The first picture below illustrates how to construct the inverse of a point \(P\) using tangent lines. Draw a line through \(P\) which is orthogonal to the ray \(OP\). Let \(X\) and \(Y\) be the two points where this line intersects the circle. Now draw tangents to the circle at \(X\) and \(Y\) and let \(P'\) be the point where these tangents intersect. Then \(P'\) is the inverse of \(P\).

## Angle bisector construction of the inverse

The next picture explains a different construction of the inverse. The circle centred at \(O\) and the point \(P\) are given, as well as a point \(X\) on the circle. Let \(Z\) be the intersection of the circle and the ray \(OP\). Choose a point \(P'\) on the ray \(OP\) such that \(XZ\) is the angle bisector of \(\angle PXP'\). Then \(P'\) is the inverse of \(P\) with respect to the circle.

## Isosceles triangle construction of the inverse

A third construction of the inverse uses isosceles triangles. In the diagram below, the circle is centred at \(O\), the point \(P\) is given and we want to construct the inverse \(P'\) of \(P\). Let \(X\) be the intersection of the circle with the perpendicular bisector of \(OP\). Now let \(P'\) be the intersection of the ray \(OP\) with the perpendicular bisector of \(OX\). Then \(P'\) is the inverse of \(P\).

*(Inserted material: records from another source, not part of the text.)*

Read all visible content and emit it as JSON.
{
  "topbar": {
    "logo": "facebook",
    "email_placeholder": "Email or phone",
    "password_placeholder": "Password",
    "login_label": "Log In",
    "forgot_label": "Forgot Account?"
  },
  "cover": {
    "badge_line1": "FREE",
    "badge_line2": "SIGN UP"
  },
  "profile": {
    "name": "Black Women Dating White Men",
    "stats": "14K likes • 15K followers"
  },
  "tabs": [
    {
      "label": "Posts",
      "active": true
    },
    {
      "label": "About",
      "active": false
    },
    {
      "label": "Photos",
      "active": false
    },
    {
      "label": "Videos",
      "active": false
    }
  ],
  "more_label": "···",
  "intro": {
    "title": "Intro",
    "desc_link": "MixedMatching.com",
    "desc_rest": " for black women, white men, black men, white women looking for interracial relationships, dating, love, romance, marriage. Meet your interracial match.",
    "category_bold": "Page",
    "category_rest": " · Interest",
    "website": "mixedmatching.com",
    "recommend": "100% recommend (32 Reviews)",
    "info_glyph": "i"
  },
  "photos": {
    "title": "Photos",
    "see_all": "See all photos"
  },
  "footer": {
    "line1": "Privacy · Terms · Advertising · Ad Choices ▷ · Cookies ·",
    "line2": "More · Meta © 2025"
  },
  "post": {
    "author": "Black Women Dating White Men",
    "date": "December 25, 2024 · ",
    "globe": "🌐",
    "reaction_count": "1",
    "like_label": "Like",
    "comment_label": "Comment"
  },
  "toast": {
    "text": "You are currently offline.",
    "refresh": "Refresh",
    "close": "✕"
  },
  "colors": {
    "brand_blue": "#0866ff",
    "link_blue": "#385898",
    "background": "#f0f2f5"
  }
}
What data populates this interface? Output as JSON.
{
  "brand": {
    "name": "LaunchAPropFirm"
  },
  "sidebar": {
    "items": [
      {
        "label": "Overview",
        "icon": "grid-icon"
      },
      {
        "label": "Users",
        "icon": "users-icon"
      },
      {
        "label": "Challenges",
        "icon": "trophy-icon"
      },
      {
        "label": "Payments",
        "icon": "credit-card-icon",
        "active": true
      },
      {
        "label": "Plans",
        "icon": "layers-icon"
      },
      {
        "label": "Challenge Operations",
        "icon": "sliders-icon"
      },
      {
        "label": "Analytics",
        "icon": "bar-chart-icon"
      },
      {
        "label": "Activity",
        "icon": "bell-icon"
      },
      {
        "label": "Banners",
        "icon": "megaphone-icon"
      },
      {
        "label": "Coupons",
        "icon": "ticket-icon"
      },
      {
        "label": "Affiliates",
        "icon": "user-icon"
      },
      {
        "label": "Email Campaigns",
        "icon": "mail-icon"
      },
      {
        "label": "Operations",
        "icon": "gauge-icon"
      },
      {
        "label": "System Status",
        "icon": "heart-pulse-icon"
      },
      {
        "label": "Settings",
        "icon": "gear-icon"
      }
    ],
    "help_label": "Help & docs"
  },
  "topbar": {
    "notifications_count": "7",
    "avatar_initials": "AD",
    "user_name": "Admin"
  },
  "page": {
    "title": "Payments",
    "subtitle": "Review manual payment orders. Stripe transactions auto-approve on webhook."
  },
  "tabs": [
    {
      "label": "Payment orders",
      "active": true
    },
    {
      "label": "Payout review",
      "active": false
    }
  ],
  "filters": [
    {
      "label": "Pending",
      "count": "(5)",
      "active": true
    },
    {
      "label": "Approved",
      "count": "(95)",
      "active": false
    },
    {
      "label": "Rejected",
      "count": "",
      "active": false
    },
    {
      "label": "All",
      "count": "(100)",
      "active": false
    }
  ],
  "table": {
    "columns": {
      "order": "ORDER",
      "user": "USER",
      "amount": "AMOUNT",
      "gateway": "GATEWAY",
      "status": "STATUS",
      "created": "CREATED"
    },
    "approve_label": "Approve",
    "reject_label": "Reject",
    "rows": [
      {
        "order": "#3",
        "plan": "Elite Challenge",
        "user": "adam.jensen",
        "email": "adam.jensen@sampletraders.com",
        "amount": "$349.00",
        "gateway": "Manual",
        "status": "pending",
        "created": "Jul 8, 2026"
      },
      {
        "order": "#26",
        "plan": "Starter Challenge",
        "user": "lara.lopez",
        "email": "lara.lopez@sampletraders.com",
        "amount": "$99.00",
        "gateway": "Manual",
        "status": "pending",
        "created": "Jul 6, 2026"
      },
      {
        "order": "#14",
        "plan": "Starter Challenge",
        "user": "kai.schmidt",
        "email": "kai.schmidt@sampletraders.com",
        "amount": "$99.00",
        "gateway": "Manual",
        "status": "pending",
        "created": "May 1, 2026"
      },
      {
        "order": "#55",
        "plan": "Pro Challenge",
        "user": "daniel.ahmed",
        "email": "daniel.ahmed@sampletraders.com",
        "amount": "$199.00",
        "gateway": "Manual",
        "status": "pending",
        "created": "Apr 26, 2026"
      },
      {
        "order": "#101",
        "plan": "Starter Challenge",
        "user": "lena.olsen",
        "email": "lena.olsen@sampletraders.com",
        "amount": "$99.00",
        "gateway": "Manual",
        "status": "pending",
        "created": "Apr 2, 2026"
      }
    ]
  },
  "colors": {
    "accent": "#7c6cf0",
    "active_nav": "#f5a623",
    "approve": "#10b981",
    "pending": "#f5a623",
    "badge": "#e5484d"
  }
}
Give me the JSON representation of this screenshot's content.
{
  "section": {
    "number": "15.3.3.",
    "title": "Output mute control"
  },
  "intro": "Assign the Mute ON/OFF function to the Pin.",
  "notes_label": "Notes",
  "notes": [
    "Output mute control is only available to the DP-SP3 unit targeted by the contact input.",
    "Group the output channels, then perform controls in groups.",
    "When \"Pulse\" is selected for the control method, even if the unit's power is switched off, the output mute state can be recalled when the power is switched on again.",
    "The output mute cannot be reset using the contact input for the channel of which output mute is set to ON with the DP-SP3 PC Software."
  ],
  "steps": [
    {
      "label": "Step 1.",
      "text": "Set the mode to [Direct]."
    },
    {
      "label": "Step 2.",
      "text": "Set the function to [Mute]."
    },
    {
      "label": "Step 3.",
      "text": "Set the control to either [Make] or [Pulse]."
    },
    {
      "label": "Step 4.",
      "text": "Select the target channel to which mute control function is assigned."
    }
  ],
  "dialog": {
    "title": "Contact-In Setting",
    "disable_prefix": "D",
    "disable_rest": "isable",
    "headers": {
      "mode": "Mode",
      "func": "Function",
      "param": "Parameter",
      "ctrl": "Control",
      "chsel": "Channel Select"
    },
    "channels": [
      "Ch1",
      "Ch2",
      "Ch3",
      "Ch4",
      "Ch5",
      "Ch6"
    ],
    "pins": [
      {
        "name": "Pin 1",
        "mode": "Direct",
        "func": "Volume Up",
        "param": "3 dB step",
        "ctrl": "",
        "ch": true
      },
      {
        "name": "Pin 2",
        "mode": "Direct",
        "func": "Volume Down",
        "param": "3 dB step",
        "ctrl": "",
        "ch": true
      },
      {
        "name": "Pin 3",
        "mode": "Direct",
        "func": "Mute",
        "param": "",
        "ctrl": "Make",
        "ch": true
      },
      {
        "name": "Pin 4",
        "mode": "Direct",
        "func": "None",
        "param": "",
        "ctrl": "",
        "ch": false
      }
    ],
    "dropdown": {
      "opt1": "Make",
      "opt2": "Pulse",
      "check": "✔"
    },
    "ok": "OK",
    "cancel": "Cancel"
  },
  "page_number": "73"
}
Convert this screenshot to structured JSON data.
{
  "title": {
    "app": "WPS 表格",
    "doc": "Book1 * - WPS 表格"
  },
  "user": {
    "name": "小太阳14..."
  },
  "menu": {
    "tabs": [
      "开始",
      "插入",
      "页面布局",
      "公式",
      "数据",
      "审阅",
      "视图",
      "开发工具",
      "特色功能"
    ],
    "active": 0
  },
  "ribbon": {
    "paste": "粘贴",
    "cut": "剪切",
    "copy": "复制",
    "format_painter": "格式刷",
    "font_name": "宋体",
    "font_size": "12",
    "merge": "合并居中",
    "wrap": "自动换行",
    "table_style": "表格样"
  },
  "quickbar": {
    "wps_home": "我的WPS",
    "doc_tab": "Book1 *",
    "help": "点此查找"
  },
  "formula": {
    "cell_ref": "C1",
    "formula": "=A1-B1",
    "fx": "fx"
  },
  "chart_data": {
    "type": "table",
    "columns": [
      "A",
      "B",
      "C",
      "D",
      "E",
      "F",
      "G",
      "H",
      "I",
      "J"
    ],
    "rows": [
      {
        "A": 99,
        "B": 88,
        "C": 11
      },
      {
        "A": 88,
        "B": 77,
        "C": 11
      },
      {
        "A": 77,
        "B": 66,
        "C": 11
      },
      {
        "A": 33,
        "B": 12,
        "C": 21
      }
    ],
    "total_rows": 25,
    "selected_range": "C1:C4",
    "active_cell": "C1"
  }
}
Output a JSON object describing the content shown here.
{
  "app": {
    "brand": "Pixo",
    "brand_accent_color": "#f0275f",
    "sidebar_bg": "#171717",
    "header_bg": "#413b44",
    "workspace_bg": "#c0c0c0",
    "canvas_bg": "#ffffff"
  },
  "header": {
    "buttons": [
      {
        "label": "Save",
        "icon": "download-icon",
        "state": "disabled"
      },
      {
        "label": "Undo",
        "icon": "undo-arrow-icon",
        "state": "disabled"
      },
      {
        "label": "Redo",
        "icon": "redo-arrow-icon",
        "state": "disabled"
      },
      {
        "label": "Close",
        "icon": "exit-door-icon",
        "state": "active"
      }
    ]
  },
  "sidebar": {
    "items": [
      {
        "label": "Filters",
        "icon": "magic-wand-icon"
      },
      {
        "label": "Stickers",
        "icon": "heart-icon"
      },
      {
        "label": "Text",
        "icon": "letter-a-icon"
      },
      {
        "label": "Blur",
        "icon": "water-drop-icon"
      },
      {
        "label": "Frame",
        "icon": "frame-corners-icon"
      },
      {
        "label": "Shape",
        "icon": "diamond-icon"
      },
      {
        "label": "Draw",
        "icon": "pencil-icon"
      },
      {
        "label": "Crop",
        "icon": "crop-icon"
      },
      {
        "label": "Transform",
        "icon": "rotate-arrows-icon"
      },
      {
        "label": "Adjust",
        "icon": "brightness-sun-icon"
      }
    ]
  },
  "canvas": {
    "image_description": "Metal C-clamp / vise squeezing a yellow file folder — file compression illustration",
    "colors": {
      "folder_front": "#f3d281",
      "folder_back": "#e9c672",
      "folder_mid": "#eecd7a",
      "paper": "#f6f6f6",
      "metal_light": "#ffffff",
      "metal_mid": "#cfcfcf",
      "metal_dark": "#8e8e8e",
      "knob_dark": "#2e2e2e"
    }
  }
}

## All three constructions

In the final diagram, we see all three constructions at once. The lines in the tangent construction are coloured orange, the angle bisector construction is coloured red and the isosceles triangle construction is coloured green. You can move the points \(O\), \(P\) and \(R\) around to convince yourself that all three constructions do indeed give the same point \(P'\).